Debemos preguntarnos: ¿alguien creerá con seriedad que ayuda al país expedir actas de nacimiento extemporáneas a centroamericanos para que obtengan credenciales de elector?, ¿alguien creerá con seriedad que usurpar la identidad de electores en un listado de electores en el extranjero abona al fortalecimiento democrático? ¿Podrá alguien considerar que la compra y coacción del voto o el condicionamiento de programas sociales, o la modificación de padrones de beneficiarios ayuda a legitimar los procesos electorales?, ¿alguna persona podría considerar que asfixiar a los órganos electorales locales con el suministro irregular de presupuesto para tener resultados favorables es una buena idea? Evidentemente no. Alguien a quien verdaderamente le importe la democracia no lo haría.

Las preguntas anteriores quisiera hacerlas en un contexto más amplio que el nacional. En estos días, en que se observa con preocupación cómo en varios países del orbe los valores de la democracia se pierden y los discursos demócratas pierden las elecciones, es preciso preguntarnos qué hemos hecho mal y sobre todo qué hacer. De los discursos misóginos y racistas que llegan al poder en la Casa Blanca a los enfoques aislacionistas y xenófobos avanzando en partidos ultra nacionalistas en Europa; del desmantelamiento de las instituciones de representación política en una nación de Sudamérica a la violación de derechos fundamentales por parte de poderes formales y fácticos que todavía encontramos en nuestro continente, pareciera que el espíritu democrático que inundó el mundo con la tercera ola hubiera sucumbido más bien pronto ante posiciones cada vez más intolerantes y cada vez más absolutas.

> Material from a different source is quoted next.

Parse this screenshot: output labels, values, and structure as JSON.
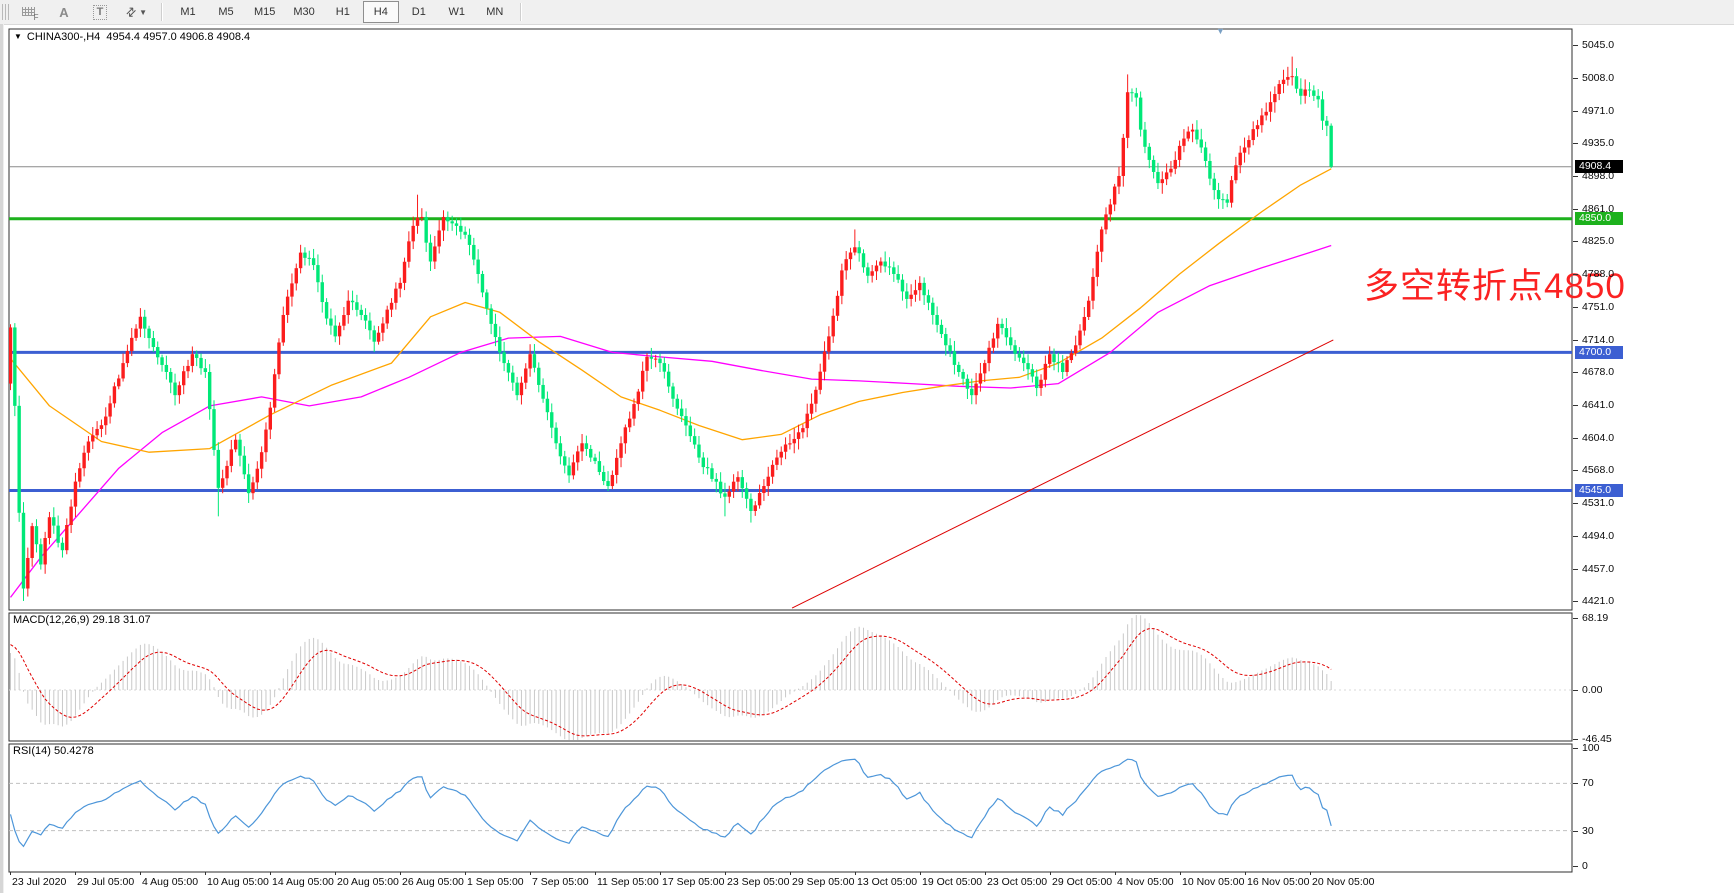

Mucho se ha escrito de que la democracia en todo el mundo está resintiendo el incumplimiento de sus sobre expectativas. Es evidente que la culpa no es del concepto en sí, sino de quienes sobredimensionaron los alcances del procedimiento de toma de decisiones (democracia formal) e, incluso, de la forma de garantizar el ejercicio de los derechos fundamentales (democracia sustancial). Pero no solo de ese discurso viene el descrédito del sistema, sino también de quienes, con su discurso, buscaron minar los valores democráticos para regresar a modelos autoritarios asumiendo que eran eficaces o para imponer su visión del mundo a quienes pensaban diferente o consideraban desiguales. La realidad es que los problemas de cada generación no se pueden enfrentar regresando a respuestas eficaces del pasado, cuando el contexto social ha cambiado.

La democracia enfrenta problemas. Hay que reconocerlo. Pero cualquiera que haya sido la causa de los problemas actuales de la democracia: las crisis económicas, el desgaste del ejercicio del poder, la crisis de legitimidad de los partidos políticos, el incremento de la violencia, es claro que la salida no puede estar en destruir los pilares sobre los que descansa el sistema democrático: las reglas formales, y, por tanto, institucionales; y, por otro lado, la defensa irrestricta real, no solo en discurso, de los derechos humanos.

En ese sentido, la democracia implica un tipo de compromiso con la institucionalidad. Para que sea a través de los canales institucionales como se resuelvan los diferendos, propios del sistema. Sin embargo, es claro que para que ello ocurra, para que exista ese compromiso democrático por la institucionalidad, las instituciones deben contar con legitimidad social, la cual se obtiene únicamente cuando cumplen con los fines para lo que fueron creadas. Si queremos fortalecer a las instituciones, debemos hacer que cumplan con su función constitucional. No nos equivoquemos: el camino a la democracia está en la Constitución. Hagamos todas y todos lo que dicho texto dice y evitemos problemas. En el caso de la FEPADE, prevenir, perseguir e investigar delitos electorales, con imparcialidad, sin filias ni fobias.